The method of claim 2,
Wherein filtering the redundant data comprises:
A checksum value is calculated by applying a checksum algorithm to each of the at least one data converted into the specific data format, and the computed checksum value is compared to determine the at least one data having the same checksum value Is judged as redundant data and filtered.

The method of claim 4,
Wherein the classifying and storing the at least one data comprises:
The method comprising: calculating a number of times that the at least one data is determined to be redundant data and filtered; sorting the at least one data based on the calculated number of times of filtering to determine, when the number of times of filtering is high, And storing the data in the plurality of SSD storage devices.

The method of claim 4,
Wherein the classifying and storing the at least one data comprises:
And arranging the at least one filtered data of the redundant data on a size basis to store the redundant data in the plurality of hard disks when the size of the at least one data is large.

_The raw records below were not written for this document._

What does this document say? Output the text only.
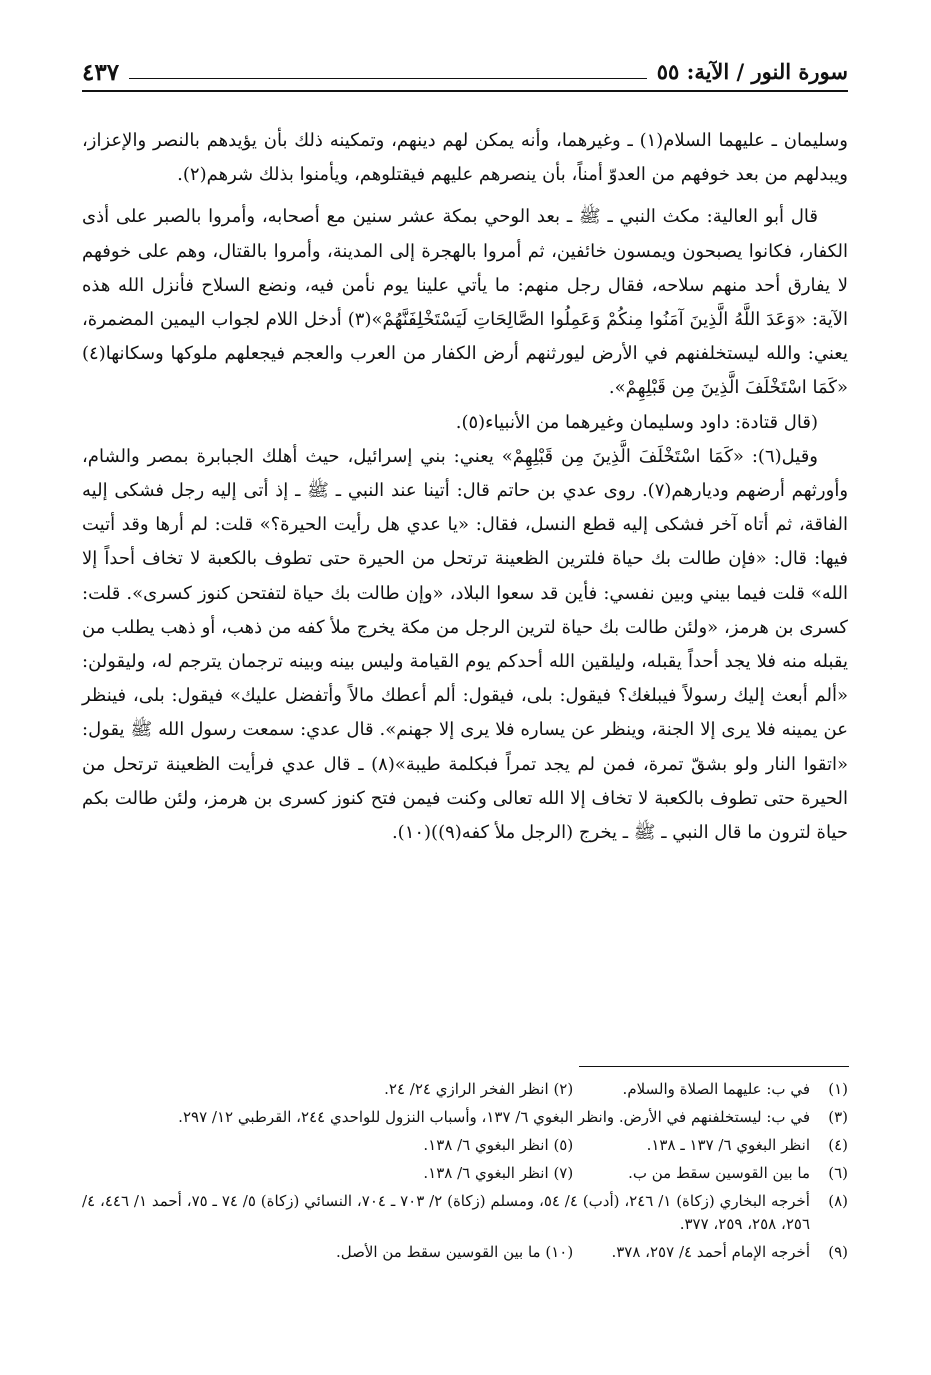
سورة النور / الآية: ٥٥
٤٣٧

وسليمان ـ عليهما السلام(١) ـ وغيرهما، وأنه يمكن لهم دينهم، وتمكينه ذلك بأن يؤيدهم بالنصر والإعزاز، ويبدلهم من بعد خوفهم من العدوّ أمناً، بأن ينصرهم عليهم فيقتلوهم، ويأمنوا بذلك شرهم(٢).

قال أبو العالية: مكث النبي ـ ﷺ ـ بعد الوحي بمكة عشر سنين مع أصحابه، وأمروا بالصبر على أذى الكفار، فكانوا يصبحون ويمسون خائفين، ثم أمروا بالهجرة إلى المدينة، وأمروا بالقتال، وهم على خوفهم لا يفارق أحد منهم سلاحه، فقال رجل منهم: ما يأتي علينا يوم نأمن فيه، ونضع السلاح فأنزل الله هذه الآية: «وَعَدَ اللَّهُ الَّذِينَ آمَنُوا مِنكُمْ وَعَمِلُوا الصَّالِحَاتِ لَيَسْتَخْلِفَنَّهُمْ»(٣) أدخل اللام لجواب اليمين المضمرة، يعني: والله ليستخلفنهم في الأرض ليورثنهم أرض الكفار من العرب والعجم فيجعلهم ملوكها وسكانها(٤) «كَمَا اسْتَخْلَفَ الَّذِينَ مِن قَبْلِهِمْ».

(قال قتادة: داود وسليمان وغيرهما من الأنبياء(٥).

وقيل(٦): «كَمَا اسْتَخْلَفَ الَّذِينَ مِن قَبْلِهِمْ» يعني: بني إسرائيل، حيث أهلك الجبابرة بمصر والشام، وأورثهم أرضهم وديارهم(٧). روى عدي بن حاتم قال: أتينا عند النبي ـ ﷺ ـ إذ أتى إليه رجل فشكى إليه الفاقة، ثم أتاه آخر فشكى إليه قطع النسل، فقال: «يا عدي هل رأيت الحيرة؟» قلت: لم أرها وقد أتيت فيها: قال: «فإن طالت بك حياة فلترين الظعينة ترتحل من الحيرة حتى تطوف بالكعبة لا تخاف أحداً إلا الله» قلت فيما بيني وبين نفسي: فأين قد سعوا البلاد، «وإن طالت بك حياة لتفتحن كنوز كسرى». قلت: كسرى بن هرمز، «ولئن طالت بك حياة لترين الرجل من مكة يخرج ملأ كفه من ذهب، أو ذهب يطلب من يقبله منه فلا يجد أحداً يقبله، وليلقين الله أحدكم يوم القيامة وليس بينه وبينه ترجمان يترجم له، وليقولن: «ألم أبعث إليك رسولاً فيبلغك؟ فيقول: بلى، فيقول: ألم أعطك مالاً وأتفضل عليك» فيقول: بلى، فينظر عن يمينه فلا يرى إلا الجنة، وينظر عن يساره فلا يرى إلا جهنم». قال عدي: سمعت رسول الله ﷺ يقول: «اتقوا النار ولو بشقّ تمرة، فمن لم يجد تمراً فبكلمة طيبة»(٨) ـ قال عدي فرأيت الظعينة ترتحل من الحيرة حتى تطوف بالكعبة لا تخاف إلا الله تعالى وكنت فيمن فتح كنوز كسرى بن هرمز، ولئن طالت بكم حياة لترون ما قال النبي ـ ﷺ ـ يخرج (الرجل ملأ كفه(٩))(١٠).

(١)
في ب: عليهما الصلاة والسلام. (٢) انظر الفخر الرازي ٢٤/ ٢٤.
(٣)
في ب: ليستخلفنهم في الأرض. وانظر البغوي ٦/ ١٣٧، وأسباب النزول للواحدي ٢٤٤، القرطبي ١٢/ ٢٩٧.
(٤)
انظر البغوي ٦/ ١٣٧ ـ ١٣٨. (٥) انظر البغوي ٦/ ١٣٨.
(٦)
ما بين القوسين سقط من ب. (٧) انظر البغوي ٦/ ١٣٨.
(٨)
أخرجه البخاري (زكاة) ١/ ٢٤٦، (أدب) ٤/ ٥٤، ومسلم (زكاة) ٢/ ٧٠٣ ـ ٧٠٤، النسائي (زكاة) ٥/ ٧٤ ـ ٧٥، أحمد ١/ ٤٤٦، ٤/ ٢٥٦، ٢٥٨، ٢٥٩، ٣٧٧.
(٩)
أخرجه الإمام أحمد ٤/ ٢٥٧، ٣٧٨. (١٠) ما بين القوسين سقط من الأصل.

In a data server for establishing a data-centric computing environment,
A data collecting unit for collecting at least one data having a different format or size from each other;
A format converter for converting a format of the collected at least one data into a predetermined specific data format so as to give uniformity to the at least one data;
A duplicate removal unit for filtering duplicate data by comparing checksum values of at least one piece of data converted into the specific data format; And
And a data storage unit for classifying and storing the at least one data based on a number of times that the at least one data is filtered with redundant data and a size of the at least one data.

The method of claim 7,
The data server comprising:
A plurality of SSD (Solid State Drive) storage devices, and a plurality of hard disk drives (HDDs).

The method of claim 8,
Wherein the data collecting unit comprises:
Wherein a bottleneck phenomenon that may occur when collecting the at least one data is minimized by using a multicore processor mounted on the data server.

The method of claim 8,
Wherein the de-
A checksum calculation module for calculating a checksum value by applying a checksum algorithm to each of the at least one data converted into the specific data format; And
And a data filtering module for comparing the calculated checksum value and filtering the at least one data having the same checksum value as duplicate data and filtering the at least one data.

The method of claim 10,
The data storage unit stores,
The method comprising: calculating a number of times that the at least one data is determined to be redundant data and filtered; sorting the at least one data based on the calculated number of times of filtering to determine, when the number of times of filtering is high, And stores the data in the plurality of SSD storage devices.

The method of claim 10,
The data storage unit stores,
And arranges at least one piece of the filtered data on a size basis to store the duplicated data in the plurality of hard disks when the size of the at least one piece of data is large.